Minority Report

Offering a precognitive glimpse of a world in which social media is blessedly free of screeds about “historical significance” or “tradition,” or that damned “political correctness,” and citizens can get back to their busy lives of stopping future crimes and bathing in goo, the people behind Fox’s upcoming Minority Report show have gone ahead and just changed the name of the NFL’s Washington Redskins for the show’s 2065 setting. According to the show’s executive producers, speaking at the Television Critic Association meeting this week, Washington D.C. football fans of the future will be rooting for the Washington Red Clouds, named for a renowned war leader of the Oglala Lakota tribe, instead of being forced to employ a racial slur every time they want to talk about their team.

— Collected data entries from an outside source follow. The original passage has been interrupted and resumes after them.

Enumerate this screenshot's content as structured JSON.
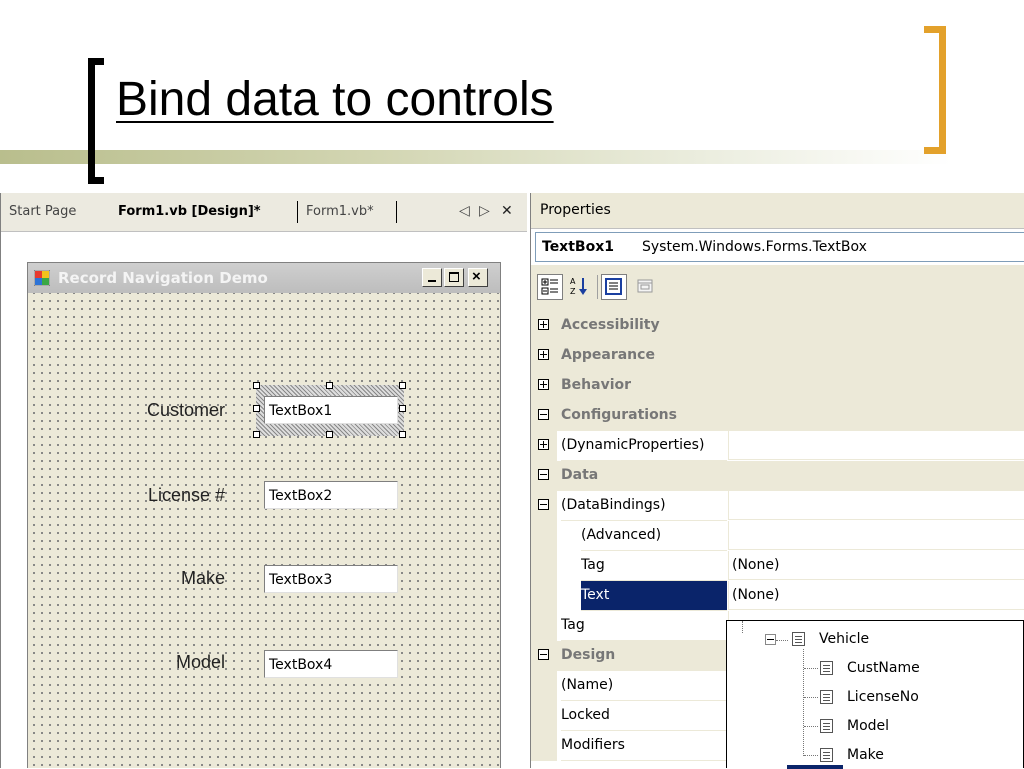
{
  "slide": {
    "title": "Bind data to controls"
  },
  "designer": {
    "tabs": [
      {
        "label": "Start Page"
      },
      {
        "label": "Form1.vb [Design]*"
      },
      {
        "label": "Form1.vb*"
      }
    ],
    "nav_left": "◁",
    "nav_right": "▷",
    "close": "✕"
  },
  "form": {
    "title": "Record Navigation Demo",
    "fields": [
      {
        "label": "Customer",
        "textbox": "TextBox1"
      },
      {
        "label": "License #",
        "textbox": "TextBox2"
      },
      {
        "label": "Make",
        "textbox": "TextBox3"
      },
      {
        "label": "Model",
        "textbox": "TextBox4"
      }
    ]
  },
  "properties": {
    "caption": "Properties",
    "object_name": "TextBox1",
    "object_type": "System.Windows.Forms.TextBox",
    "rows": [
      {
        "name": "Accessibility",
        "value": ""
      },
      {
        "name": "Appearance",
        "value": ""
      },
      {
        "name": "Behavior",
        "value": ""
      },
      {
        "name": "Configurations",
        "value": ""
      },
      {
        "name": "(DynamicProperties)",
        "value": ""
      },
      {
        "name": "Data",
        "value": ""
      },
      {
        "name": "(DataBindings)",
        "value": ""
      },
      {
        "name": "(Advanced)",
        "value": ""
      },
      {
        "name": "Tag",
        "value": "(None)"
      },
      {
        "name": "Text",
        "value": "(None)"
      },
      {
        "name": "Tag",
        "value": ""
      },
      {
        "name": "Design",
        "value": ""
      },
      {
        "name": "(Name)",
        "value": ""
      },
      {
        "name": "Locked",
        "value": ""
      },
      {
        "name": "Modifiers",
        "value": ""
      }
    ]
  },
  "binding_tree": {
    "parent": "Vehicle",
    "children": [
      "CustName",
      "LicenseNo",
      "Model",
      "Make"
    ]
  },
  "colors": {
    "selection": "#0a246a",
    "bracket_accent": "#e3a12b"
  }
}
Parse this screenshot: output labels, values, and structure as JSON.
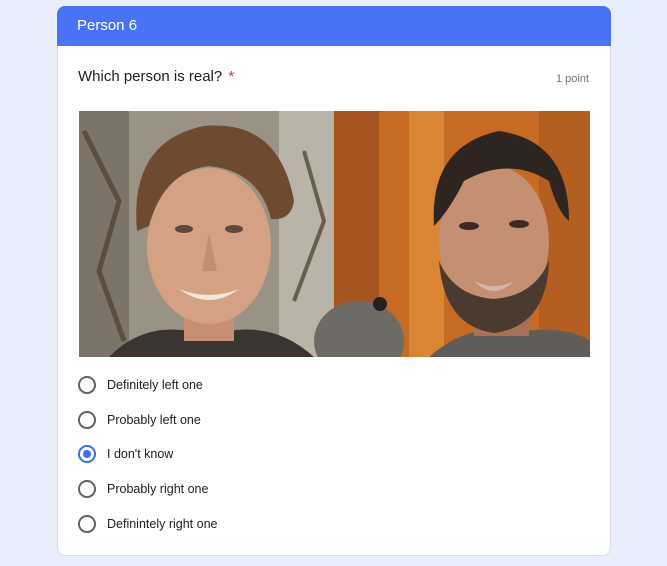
{
  "section": {
    "title": "Person 6"
  },
  "question": {
    "text": "Which person is real?",
    "required_marker": "*",
    "points": "1 point",
    "image": {
      "left_icon": "face-photo-icon",
      "right_icon": "face-photo-icon"
    }
  },
  "options": [
    {
      "label": "Definitely left one",
      "checked": false
    },
    {
      "label": "Probably left one",
      "checked": false
    },
    {
      "label": "I don't know",
      "checked": true
    },
    {
      "label": "Probably right one",
      "checked": false
    },
    {
      "label": "Definintely right one",
      "checked": false
    }
  ],
  "colors": {
    "header": "#4a72f5",
    "selected": "#3f6ce8",
    "required": "#d93025",
    "background": "#e8eefb"
  }
}
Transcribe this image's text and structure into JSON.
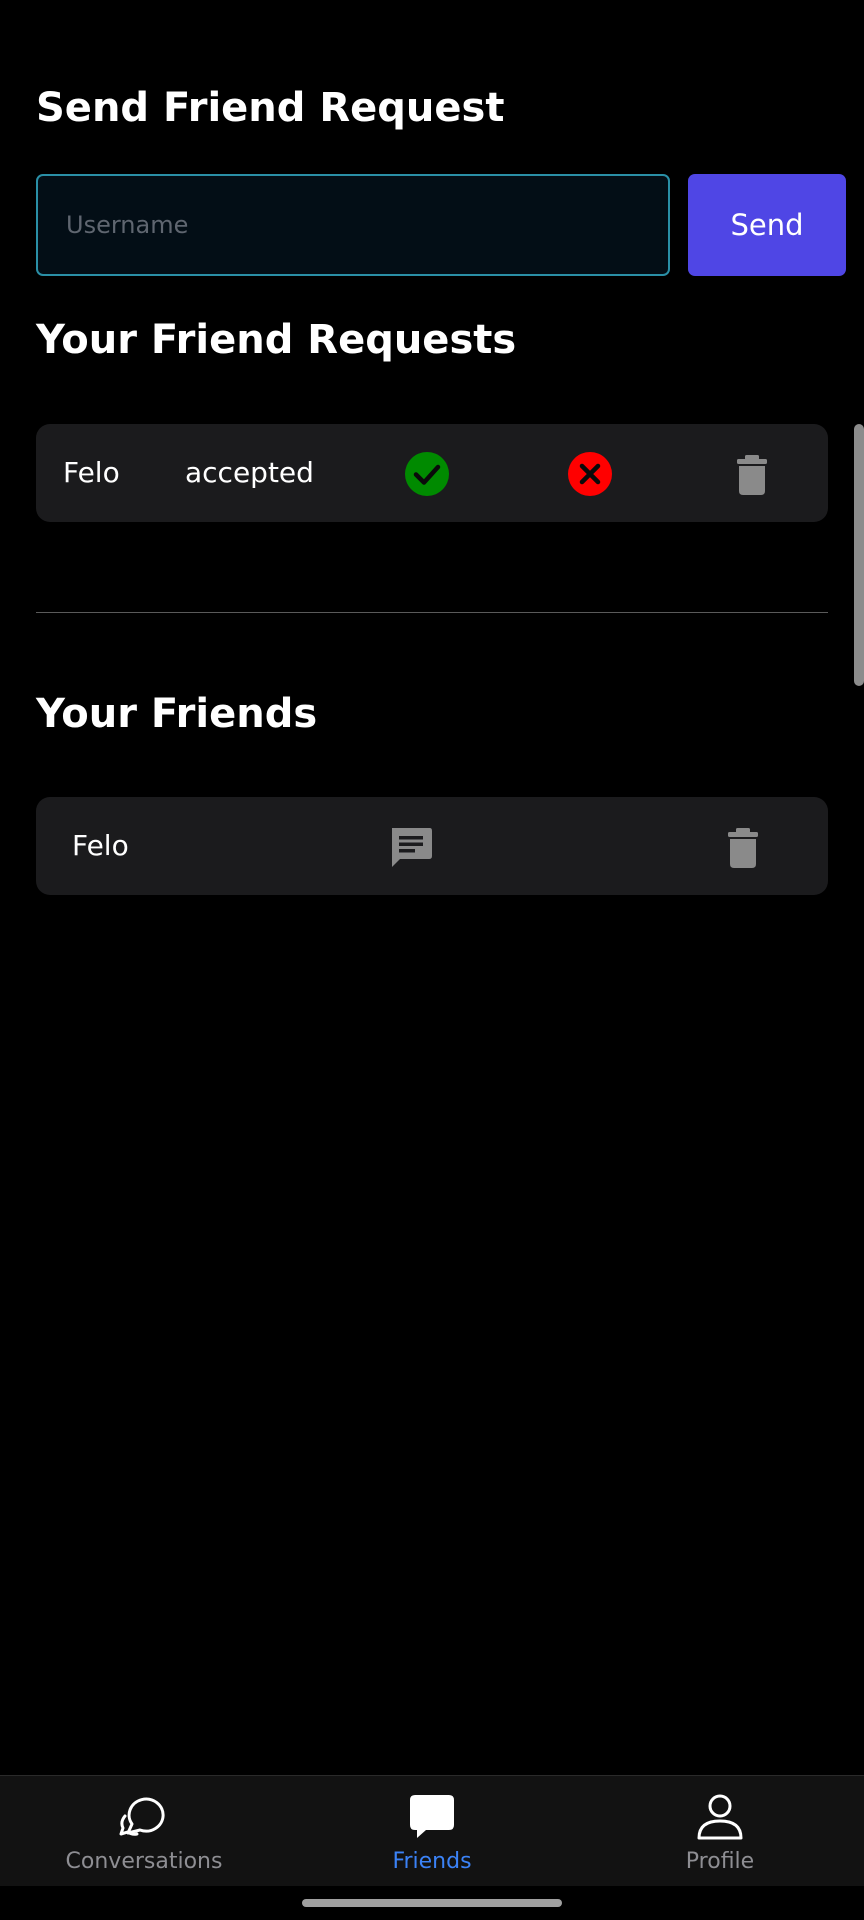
{
  "send_request": {
    "title": "Send Friend Request",
    "input_placeholder": "Username",
    "input_value": "",
    "send_label": "Send"
  },
  "friend_requests": {
    "title": "Your Friend Requests",
    "items": [
      {
        "name": "Felo",
        "status": "accepted",
        "accept_icon": "check-circle-icon",
        "reject_icon": "x-circle-icon",
        "delete_icon": "trash-icon"
      }
    ]
  },
  "friends": {
    "title": "Your Friends",
    "items": [
      {
        "name": "Felo",
        "message_icon": "message-icon",
        "delete_icon": "trash-icon"
      }
    ]
  },
  "tab_bar": {
    "tabs": [
      {
        "label": "Conversations",
        "icon": "chat-bubbles-icon",
        "active": false
      },
      {
        "label": "Friends",
        "icon": "chat-bubble-icon",
        "active": true
      },
      {
        "label": "Profile",
        "icon": "person-icon",
        "active": false
      }
    ]
  },
  "colors": {
    "background": "#000000",
    "card": "#1b1b1d",
    "accent": "#4f46e5",
    "active_tab": "#3b82f6",
    "inactive_tab": "#8e8e93",
    "accept": "#008a00",
    "reject": "#ff0000",
    "icon_gray": "#8a8a8a",
    "input_border": "#2a8fa6"
  }
}
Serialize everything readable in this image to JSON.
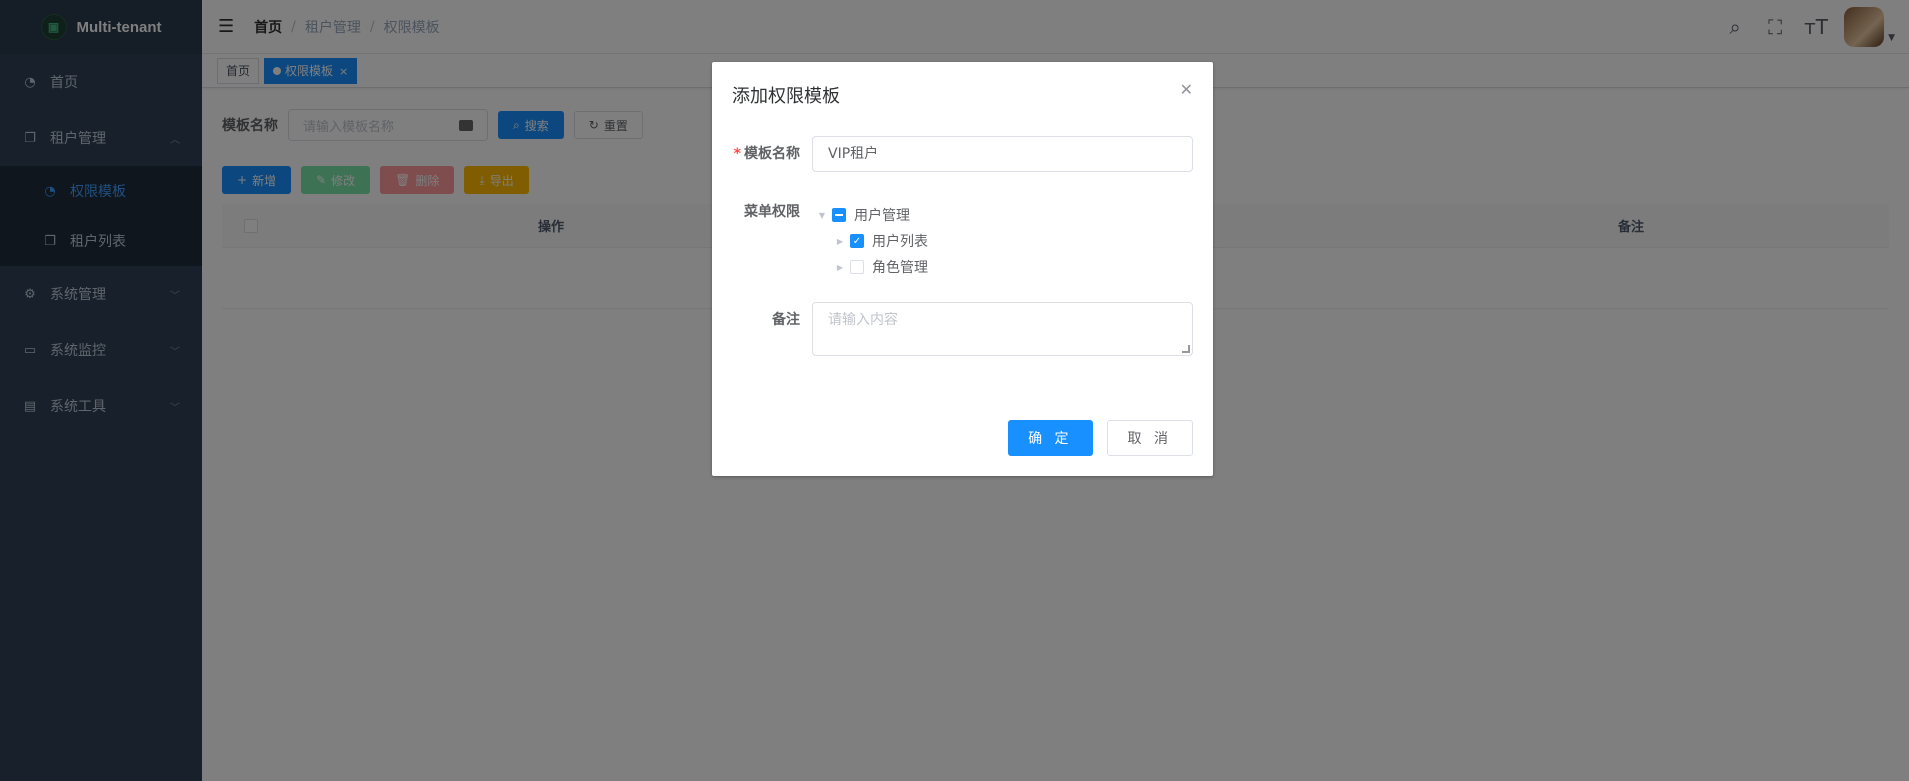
{
  "app": {
    "title": "Multi-tenant"
  },
  "sidebar": {
    "items": [
      {
        "label": "首页",
        "icon": "dashboard-icon"
      },
      {
        "label": "租户管理",
        "icon": "copy-icon",
        "expanded": true,
        "children": [
          {
            "label": "权限模板",
            "icon": "dashboard-icon",
            "active": true
          },
          {
            "label": "租户列表",
            "icon": "copy-icon"
          }
        ]
      },
      {
        "label": "系统管理",
        "icon": "gear-icon"
      },
      {
        "label": "系统监控",
        "icon": "monitor-icon"
      },
      {
        "label": "系统工具",
        "icon": "toolbox-icon"
      }
    ]
  },
  "breadcrumb": [
    "首页",
    "租户管理",
    "权限模板"
  ],
  "tags": [
    {
      "label": "首页",
      "active": false
    },
    {
      "label": "权限模板",
      "active": true
    }
  ],
  "search": {
    "label": "模板名称",
    "placeholder": "请输入模板名称",
    "search_btn": "搜索",
    "reset_btn": "重置"
  },
  "toolbar": {
    "add": "新增",
    "edit": "修改",
    "delete": "删除",
    "export": "导出"
  },
  "table": {
    "columns": [
      "操作",
      "备注"
    ]
  },
  "dialog": {
    "title": "添加权限模板",
    "name_label": "模板名称",
    "name_value": "VIP租户",
    "menu_label": "菜单权限",
    "tree": [
      {
        "label": "用户管理",
        "state": "half",
        "expanded": true,
        "children": [
          {
            "label": "用户列表",
            "state": "checked"
          },
          {
            "label": "角色管理",
            "state": "unchecked"
          }
        ]
      }
    ],
    "remark_label": "备注",
    "remark_placeholder": "请输入内容",
    "ok": "确 定",
    "cancel": "取 消"
  },
  "colors": {
    "primary": "#1890ff",
    "sidebar": "#304156"
  }
}
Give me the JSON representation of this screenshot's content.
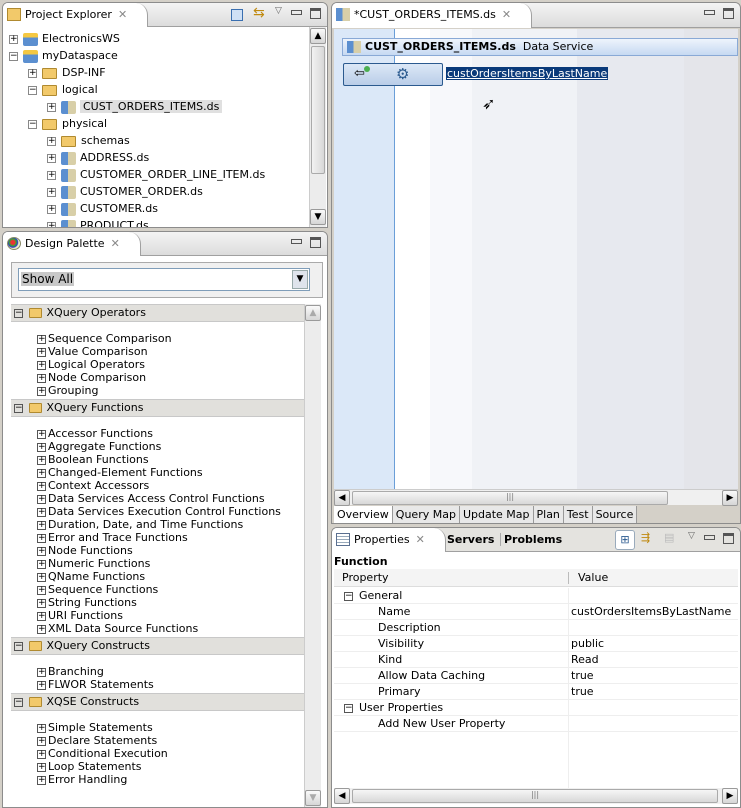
{
  "project_explorer": {
    "title": "Project Explorer",
    "tree": [
      {
        "label": "ElectronicsWS",
        "level": 0,
        "exp": "+"
      },
      {
        "label": "myDataspace",
        "level": 0,
        "exp": "-"
      },
      {
        "label": "DSP-INF",
        "level": 1,
        "exp": "+",
        "type": "folder"
      },
      {
        "label": "logical",
        "level": 1,
        "exp": "-",
        "type": "folder"
      },
      {
        "label": "CUST_ORDERS_ITEMS.ds",
        "level": 2,
        "exp": "+",
        "type": "ds",
        "selected": true
      },
      {
        "label": "physical",
        "level": 1,
        "exp": "-",
        "type": "folder"
      },
      {
        "label": "schemas",
        "level": 2,
        "exp": "+",
        "type": "folder"
      },
      {
        "label": "ADDRESS.ds",
        "level": 2,
        "exp": "+",
        "type": "ds"
      },
      {
        "label": "CUSTOMER_ORDER_LINE_ITEM.ds",
        "level": 2,
        "exp": "+",
        "type": "ds"
      },
      {
        "label": "CUSTOMER_ORDER.ds",
        "level": 2,
        "exp": "+",
        "type": "ds"
      },
      {
        "label": "CUSTOMER.ds",
        "level": 2,
        "exp": "+",
        "type": "ds"
      },
      {
        "label": "PRODUCT.ds",
        "level": 2,
        "exp": "+",
        "type": "ds"
      }
    ]
  },
  "design_palette": {
    "title": "Design Palette",
    "filter": "Show All",
    "groups": [
      {
        "label": "XQuery Operators",
        "items": [
          "Sequence Comparison",
          "Value Comparison",
          "Logical Operators",
          "Node Comparison",
          "Grouping"
        ]
      },
      {
        "label": "XQuery Functions",
        "items": [
          "Accessor Functions",
          "Aggregate Functions",
          "Boolean Functions",
          "Changed-Element Functions",
          "Context Accessors",
          "Data Services Access Control Functions",
          "Data Services Execution Control Functions",
          "Duration, Date, and Time Functions",
          "Error and Trace Functions",
          "Node Functions",
          "Numeric Functions",
          "QName Functions",
          "Sequence Functions",
          "String Functions",
          "URI Functions",
          "XML Data Source Functions"
        ]
      },
      {
        "label": "XQuery Constructs",
        "items": [
          "Branching",
          "FLWOR Statements"
        ]
      },
      {
        "label": "XQSE Constructs",
        "items": [
          "Simple Statements",
          "Declare Statements",
          "Conditional Execution",
          "Loop Statements",
          "Error Handling"
        ]
      }
    ]
  },
  "editor": {
    "tab": "*CUST_ORDERS_ITEMS.ds",
    "service_name": "CUST_ORDERS_ITEMS.ds",
    "service_type": "Data Service",
    "function_name": "custOrdersItemsByLastName",
    "tabs": [
      "Overview",
      "Query Map",
      "Update Map",
      "Plan",
      "Test",
      "Source"
    ],
    "active_tab": "Overview"
  },
  "properties": {
    "tabs": [
      "Properties",
      "Servers",
      "Problems"
    ],
    "section": "Function",
    "col_property": "Property",
    "col_value": "Value",
    "rows": [
      {
        "label": "General",
        "group": true,
        "value": ""
      },
      {
        "label": "Name",
        "value": "custOrdersItemsByLastName"
      },
      {
        "label": "Description",
        "value": ""
      },
      {
        "label": "Visibility",
        "value": "public"
      },
      {
        "label": "Kind",
        "value": "Read"
      },
      {
        "label": "Allow Data Caching",
        "value": "true"
      },
      {
        "label": "Primary",
        "value": "true"
      },
      {
        "label": "User Properties",
        "group": true,
        "value": ""
      },
      {
        "label": "Add New User Property",
        "value": ""
      }
    ]
  }
}
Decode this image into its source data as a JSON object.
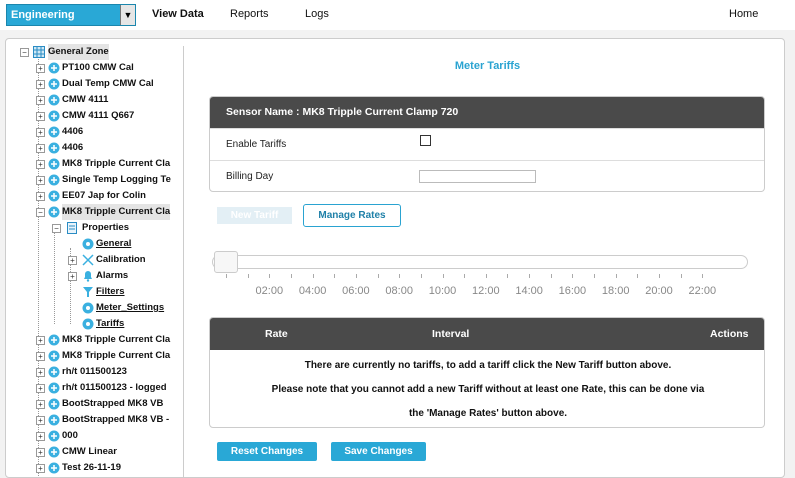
{
  "topbar": {
    "department": "Engineering",
    "nav": [
      "View Data",
      "Reports",
      "Logs"
    ],
    "home": "Home"
  },
  "tree": {
    "root": "General Zone",
    "sensors_top": [
      "PT100 CMW Cal",
      "Dual Temp CMW Cal",
      "CMW 4111",
      "CMW 4111 Q667",
      "4406",
      "4406",
      "MK8 Tripple Current Cla",
      "Single Temp Logging Te",
      "EE07 Jap for Colin"
    ],
    "selected_sensor": "MK8 Tripple Current Cla",
    "properties": "Properties",
    "children": [
      "General",
      "Calibration",
      "Alarms",
      "Filters",
      "Meter_Settings",
      "Tariffs"
    ],
    "sensors_bottom": [
      "MK8 Tripple Current Cla",
      "MK8 Tripple Current Cla",
      "rh/t 011500123",
      "rh/t 011500123 - logged",
      "BootStrapped MK8 VB",
      "BootStrapped MK8 VB -",
      "000",
      "CMW Linear",
      "Test 26-11-19"
    ]
  },
  "main": {
    "title": "Meter Tariffs",
    "sensor_name": "Sensor Name : MK8 Tripple Current Clamp 720",
    "enable_tariffs_label": "Enable Tariffs",
    "billing_day_label": "Billing Day",
    "new_tariff": "New Tariff",
    "manage_rates": "Manage Rates",
    "time_ticks": [
      "02:00",
      "04:00",
      "06:00",
      "08:00",
      "10:00",
      "12:00",
      "14:00",
      "16:00",
      "18:00",
      "20:00",
      "22:00"
    ],
    "table_headers": [
      "Rate",
      "Interval",
      "Actions"
    ],
    "messages": [
      "There are currently no tariffs, to add a tariff click the New Tariff button above.",
      "Please note that you cannot add a new Tariff without at least one Rate, this can be done via",
      "the 'Manage Rates' button above."
    ],
    "reset": "Reset Changes",
    "save": "Save Changes"
  },
  "colors": {
    "accent": "#29a8d6",
    "header": "#4a4a4a"
  }
}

The change—which, like all shifts to the timeline enacted by TV show reboots of moderately popular Steven Spielberg movies, is legally binding and now 100 percent destined to happen—is one of a few changes the producers are making to the nation’s capital, apparently as part of some concentrated effort to drive the collected uncles of Facebook into paroxysms of rage. Other changes include gifting the city with a “cooler public transportation system,” and some possible changes to the nation’s monuments, probably by giving President Obama a big stone chair in the Lincoln Memorial, and filling the reflecting pool on the National Mall with gluten-free, organic, kale-heavy vegan soup. Minority Report debuts Sept. 21.